La Commission européenne épingle iTunes

Par 04 avril 2007
Mots-clés : Smart city, Europe

Alors que la plate-forme iTunes vient d'esquisser un premier pas pour sortir de l'univers des DRM (Digital Rights Management) en proposant sur son site de vente en ligne le catalogue de la maison de disques EMI sans...

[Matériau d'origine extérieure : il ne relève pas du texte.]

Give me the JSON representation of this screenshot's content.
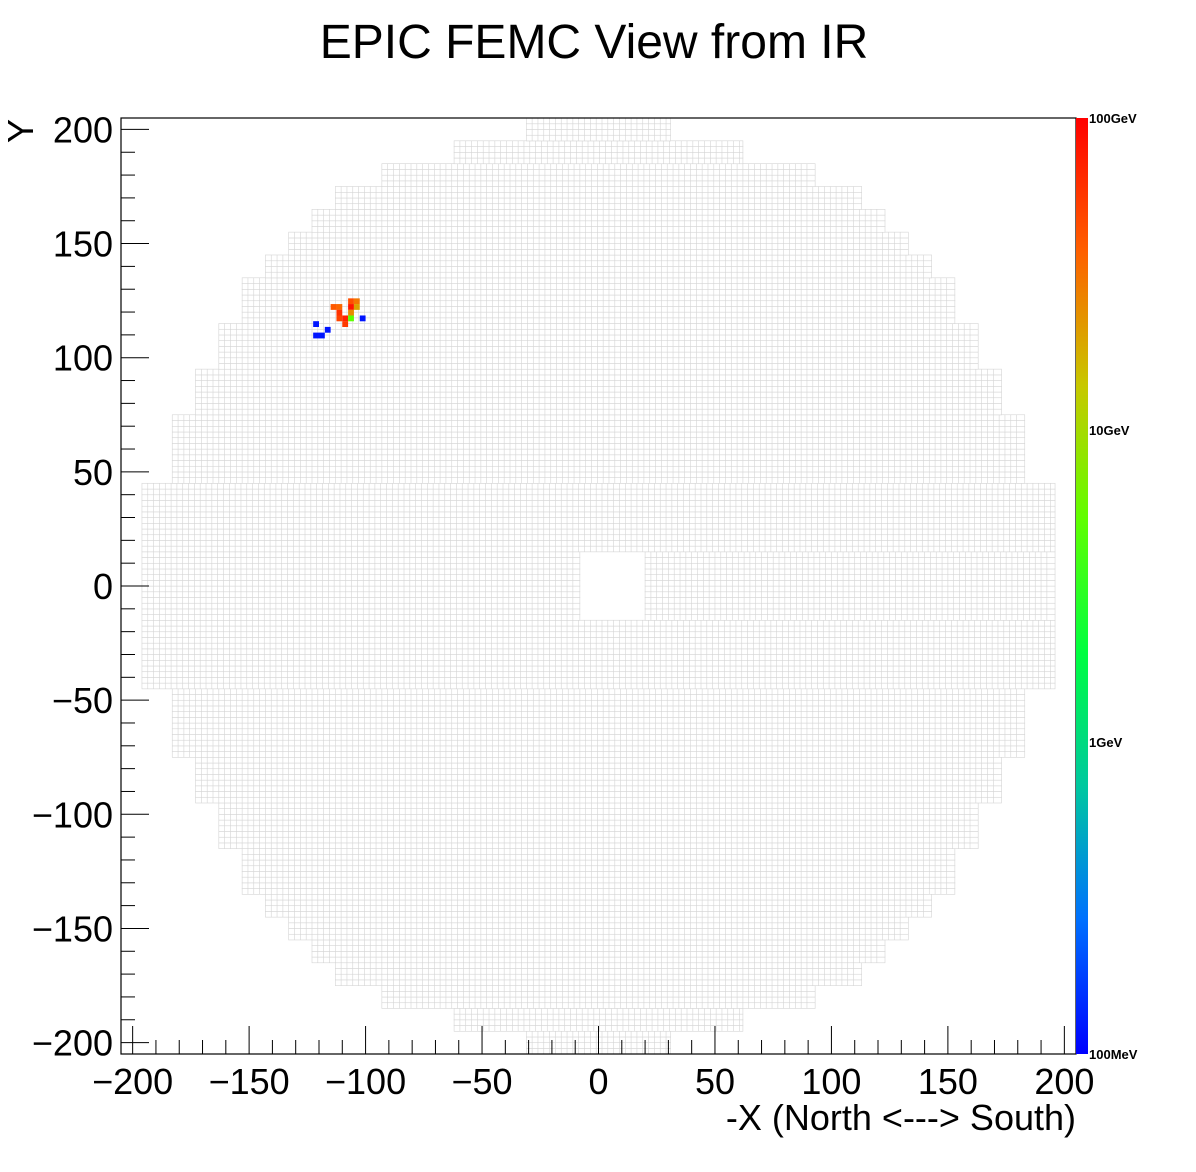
{
  "chart_data": {
    "type": "heatmap",
    "title": "EPIC FEMC View from IR",
    "xlabel": "-X (North <---> South)",
    "ylabel": "Y",
    "xlim": [
      -205,
      205
    ],
    "ylim": [
      -205,
      205
    ],
    "x_ticks": [
      -200,
      -150,
      -100,
      -50,
      0,
      50,
      100,
      150,
      200
    ],
    "y_ticks": [
      -200,
      -150,
      -100,
      -50,
      0,
      50,
      100,
      150,
      200
    ],
    "x_tick_labels": [
      "−200",
      "−150",
      "−100",
      "−50",
      "0",
      "50",
      "100",
      "150",
      "200"
    ],
    "y_tick_labels": [
      "−200",
      "−150",
      "−100",
      "−50",
      "0",
      "50",
      "100",
      "150",
      "200"
    ],
    "colorbar": {
      "scale": "log",
      "range_gev": [
        0.1,
        100
      ],
      "labels": [
        "100MeV",
        "1GeV",
        "10GeV",
        "100GeV"
      ],
      "colors": [
        "#0000ff",
        "#0070ff",
        "#00c8a0",
        "#00ff40",
        "#60ff00",
        "#c8c800",
        "#ff6000",
        "#ff0000"
      ]
    },
    "detector": {
      "cell_size": 2.5,
      "cell_edge_color": "#d4d4d4",
      "beam_hole": {
        "x": [
          -8,
          20
        ],
        "y": [
          -15,
          15
        ]
      },
      "outline_rows": [
        {
          "y": [
            -205,
            -195
          ],
          "x": [
            -31,
            31
          ]
        },
        {
          "y": [
            -195,
            -185
          ],
          "x": [
            -62,
            62
          ]
        },
        {
          "y": [
            -185,
            -175
          ],
          "x": [
            -93,
            93
          ]
        },
        {
          "y": [
            -175,
            -165
          ],
          "x": [
            -113,
            113
          ]
        },
        {
          "y": [
            -165,
            -155
          ],
          "x": [
            -123,
            123
          ]
        },
        {
          "y": [
            -155,
            -145
          ],
          "x": [
            -133,
            133
          ]
        },
        {
          "y": [
            -145,
            -135
          ],
          "x": [
            -143,
            143
          ]
        },
        {
          "y": [
            -135,
            -115
          ],
          "x": [
            -153,
            153
          ]
        },
        {
          "y": [
            -115,
            -95
          ],
          "x": [
            -163,
            163
          ]
        },
        {
          "y": [
            -95,
            -75
          ],
          "x": [
            -173,
            173
          ]
        },
        {
          "y": [
            -75,
            -45
          ],
          "x": [
            -183,
            183
          ]
        },
        {
          "y": [
            -45,
            45
          ],
          "x": [
            -196,
            196
          ]
        },
        {
          "y": [
            45,
            75
          ],
          "x": [
            -183,
            183
          ]
        },
        {
          "y": [
            75,
            95
          ],
          "x": [
            -173,
            173
          ]
        },
        {
          "y": [
            95,
            115
          ],
          "x": [
            -163,
            163
          ]
        },
        {
          "y": [
            115,
            135
          ],
          "x": [
            -153,
            153
          ]
        },
        {
          "y": [
            135,
            145
          ],
          "x": [
            -143,
            143
          ]
        },
        {
          "y": [
            145,
            155
          ],
          "x": [
            -133,
            133
          ]
        },
        {
          "y": [
            155,
            165
          ],
          "x": [
            -123,
            123
          ]
        },
        {
          "y": [
            165,
            175
          ],
          "x": [
            -113,
            113
          ]
        },
        {
          "y": [
            175,
            185
          ],
          "x": [
            -93,
            93
          ]
        },
        {
          "y": [
            185,
            195
          ],
          "x": [
            -62,
            62
          ]
        },
        {
          "y": [
            195,
            205
          ],
          "x": [
            -31,
            31
          ]
        }
      ]
    },
    "hits": [
      {
        "x": -115,
        "y": 121,
        "energy_gev": 40
      },
      {
        "x": -112.5,
        "y": 121,
        "energy_gev": 35
      },
      {
        "x": -107.5,
        "y": 123.5,
        "energy_gev": 45
      },
      {
        "x": -105,
        "y": 123.5,
        "energy_gev": 30
      },
      {
        "x": -112.5,
        "y": 118.5,
        "energy_gev": 60
      },
      {
        "x": -107.5,
        "y": 121,
        "energy_gev": 80
      },
      {
        "x": -105,
        "y": 121,
        "energy_gev": 20
      },
      {
        "x": -112.5,
        "y": 116,
        "energy_gev": 50
      },
      {
        "x": -110,
        "y": 116,
        "energy_gev": 70
      },
      {
        "x": -107.5,
        "y": 118.5,
        "energy_gev": 25
      },
      {
        "x": -110,
        "y": 113.5,
        "energy_gev": 55
      },
      {
        "x": -107.5,
        "y": 116,
        "energy_gev": 5
      },
      {
        "x": -122.5,
        "y": 113.5,
        "energy_gev": 0.12
      },
      {
        "x": -102.5,
        "y": 116,
        "energy_gev": 0.12
      },
      {
        "x": -117.5,
        "y": 111,
        "energy_gev": 0.12
      },
      {
        "x": -122.5,
        "y": 108.5,
        "energy_gev": 0.12
      },
      {
        "x": -120,
        "y": 108.5,
        "energy_gev": 0.12
      }
    ]
  }
}
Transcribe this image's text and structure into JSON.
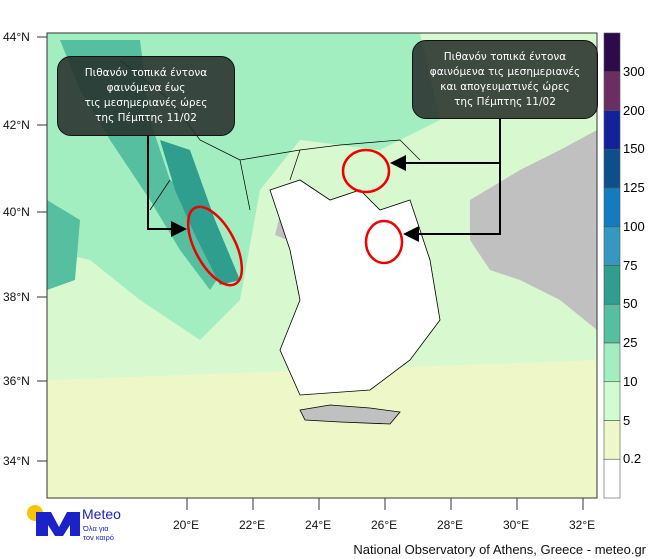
{
  "annotations": [
    {
      "lines": [
        "Πιθανόν τοπικά έντονα",
        "φαινόμενα έως",
        "τις μεσημεριανές ώρες",
        "της Πέμπτης 11/02"
      ]
    },
    {
      "lines": [
        "Πιθανόν τοπικά έντονα",
        "φαινόμενα τις μεσημεριανές",
        "και απογευματινές ώρες",
        "της Πέμπτης 11/02"
      ]
    }
  ],
  "axes": {
    "lat_ticks": [
      "44°N",
      "42°N",
      "40°N",
      "38°N",
      "36°N",
      "34°N"
    ],
    "lon_ticks": [
      "20°E",
      "22°E",
      "24°E",
      "26°E",
      "28°E",
      "30°E",
      "32°E"
    ]
  },
  "colorbar": {
    "labels": [
      "300",
      "200",
      "150",
      "125",
      "100",
      "75",
      "50",
      "25",
      "10",
      "5",
      "0.2"
    ],
    "colors": [
      "#2d0a4a",
      "#6a2e63",
      "#12229a",
      "#0d4f8a",
      "#137cbf",
      "#3598c0",
      "#2f9e8e",
      "#55bfa0",
      "#a2eec0",
      "#d2fcd0",
      "#eef7c8",
      "#ffffff"
    ]
  },
  "logo": {
    "name": "Meteo",
    "tagline_1": "Όλα για",
    "tagline_2": "τον καιρό",
    "brand_color": "#1a22c8",
    "sun_color": "#f7c500"
  },
  "credit": "National Observatory of Athens, Greece - meteo.gr"
}
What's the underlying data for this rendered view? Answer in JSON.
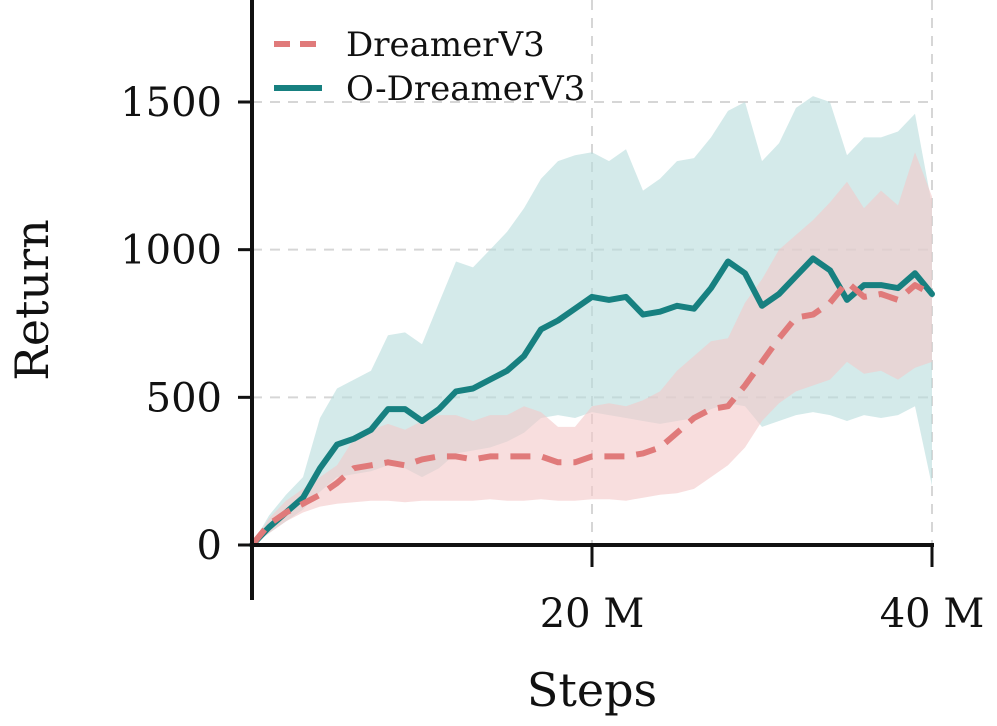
{
  "chart_data": {
    "type": "line",
    "title": "",
    "xlabel": "Steps",
    "ylabel": "Return",
    "xlim": [
      0,
      40
    ],
    "ylim": [
      -180,
      1830
    ],
    "x_unit": "M steps",
    "x_ticks": [
      {
        "value": 20,
        "label": "20 M"
      },
      {
        "value": 40,
        "label": "40 M"
      }
    ],
    "y_ticks": [
      {
        "value": 0,
        "label": "0"
      },
      {
        "value": 500,
        "label": "500"
      },
      {
        "value": 1000,
        "label": "1000"
      },
      {
        "value": 1500,
        "label": "1500"
      }
    ],
    "grid": true,
    "legend_position": "top-left",
    "series": [
      {
        "name": "DreamerV3",
        "color": "#e07a7a",
        "band_color": "#f4c8c8",
        "style": "dashed",
        "x": [
          0,
          1,
          2,
          3,
          4,
          5,
          6,
          7,
          8,
          9,
          10,
          11,
          12,
          13,
          14,
          15,
          16,
          17,
          18,
          19,
          20,
          21,
          22,
          23,
          24,
          25,
          26,
          27,
          28,
          29,
          30,
          31,
          32,
          33,
          34,
          35,
          36,
          37,
          38,
          39,
          40
        ],
        "mean": [
          0,
          70,
          110,
          140,
          170,
          210,
          260,
          270,
          280,
          270,
          290,
          300,
          300,
          290,
          300,
          300,
          300,
          300,
          280,
          280,
          300,
          300,
          300,
          310,
          330,
          380,
          430,
          460,
          470,
          540,
          620,
          700,
          770,
          780,
          820,
          890,
          840,
          850,
          830,
          880,
          850
        ],
        "lower": [
          0,
          40,
          80,
          110,
          130,
          140,
          145,
          150,
          150,
          145,
          150,
          150,
          150,
          150,
          155,
          150,
          150,
          155,
          150,
          150,
          155,
          155,
          150,
          160,
          170,
          175,
          190,
          230,
          270,
          330,
          420,
          480,
          520,
          540,
          560,
          620,
          580,
          590,
          560,
          600,
          620
        ],
        "upper": [
          0,
          90,
          150,
          190,
          230,
          270,
          360,
          390,
          410,
          390,
          420,
          440,
          440,
          420,
          440,
          440,
          470,
          450,
          400,
          400,
          470,
          480,
          470,
          490,
          520,
          590,
          640,
          690,
          700,
          820,
          900,
          1000,
          1050,
          1100,
          1160,
          1230,
          1140,
          1200,
          1150,
          1330,
          1180
        ]
      },
      {
        "name": "O-DreamerV3",
        "color": "#178080",
        "band_color": "#b8dcdc",
        "style": "solid",
        "x": [
          0,
          1,
          2,
          3,
          4,
          5,
          6,
          7,
          8,
          9,
          10,
          11,
          12,
          13,
          14,
          15,
          16,
          17,
          18,
          19,
          20,
          21,
          22,
          23,
          24,
          25,
          26,
          27,
          28,
          29,
          30,
          31,
          32,
          33,
          34,
          35,
          36,
          37,
          38,
          39,
          40
        ],
        "mean": [
          0,
          60,
          110,
          160,
          260,
          340,
          360,
          390,
          460,
          460,
          420,
          460,
          520,
          530,
          560,
          590,
          640,
          730,
          760,
          800,
          840,
          830,
          840,
          780,
          790,
          810,
          800,
          870,
          960,
          920,
          810,
          850,
          910,
          970,
          930,
          830,
          880,
          880,
          870,
          920,
          850
        ],
        "lower": [
          0,
          40,
          80,
          120,
          180,
          230,
          240,
          250,
          270,
          260,
          230,
          260,
          310,
          320,
          330,
          350,
          380,
          430,
          440,
          430,
          450,
          440,
          430,
          420,
          410,
          420,
          430,
          460,
          480,
          470,
          400,
          420,
          440,
          450,
          440,
          420,
          440,
          430,
          440,
          470,
          200
        ],
        "upper": [
          0,
          100,
          170,
          230,
          430,
          530,
          560,
          590,
          710,
          720,
          680,
          820,
          960,
          940,
          1000,
          1060,
          1140,
          1240,
          1300,
          1320,
          1330,
          1300,
          1340,
          1200,
          1240,
          1300,
          1310,
          1380,
          1470,
          1500,
          1300,
          1360,
          1480,
          1520,
          1500,
          1320,
          1380,
          1380,
          1400,
          1460,
          1150
        ]
      }
    ]
  }
}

Alors que la plate-forme iTunes vient d'esquisser un premier pas pour sortir de l'univers des DRM (Digital Rights Management) en proposant sur son site de vente en ligne le catalogue de la maison de disques EMI sans verrou numérique, Bruxelles accuse Apple de contrevenir à la liberté des internautes en leur interdisant d'acheter des morceaux de musique sur iTunes dans le pays de leur choix.
 
En effet, la firme à la Pomme a mis en ligne différentes versions d'iTunes dans de nombreux pays européens. Cette mesure est censée répondre aux différentes attentes des consommateurs des Etats concernés. Mais ce système a aussi été mis en place à la demande des majors avec lesquelles Apple a signé des accords et qui ont souhaité, elles aussi, imposer ces restrictions géographiques. A ce stade, les internautes ne peuvent acheter de la musique sur iTunes qu'à partir de leur pays de résidence. Apple vérifie cette donnée grâce à la carte de crédit de l'intéressé.
 
"Apple a toujours voulu mettre en place un unique magasin iTunes en ligne accessible à tous, de n'importe quel pays membre. Mais nous avons été informés par les maisons de disques qu'il y avait une limite légale aux droits qu'elles pourraient nous accorder", a déclaré la firme à la Pomme. Les majors concernées sont vraisemblablement Universal Music, Sony BMG, EMI et Warner Music.
 
Ainsi, un titre de musique sur iTunes coûte 0,99 euro en France, mais il revient à 0,79 livre, soit 1,16 euro, sur le iTunes britannique.
 
C'est pourquoi la Commission européenne estime que ces accords passés avec les maisons de disques violent l'article 81 du Traité de l'Union européenne concernant la libre concurrence. Cette loi stipule en effet que "sont incompatibles avec le marché commun et sont interdits tous les accords entre entreprises, toutes les décisions d'associations d'entreprises et toutes les pratiques concertées, qui sont susceptibles d'affecter le commerce entre Etats membres et qui ont pour objet ou pour effet d'empêcher, de restreindre ou de fausser le jeu de la concurrence à l'intérieur du marché commun [...]".
 
Bruxelles a tenu toutefois à préciser que cette objection ne concerne en aucun cas un quelconque abus de position dominante de la part d'iTunes ou le problème de l'utilisation des DRM par la plate-forme.
 
Dès aujourd'hui, Apple et les maisons de disques épinglées ont deux mois pour répondre par écrit à la Commission européenne. Bruxelles rendra par la suite sa décision finale qui pourrait être assortie d'une amende allant jusqu'à 10% du chiffre d'affaires annuel des firmes concernées.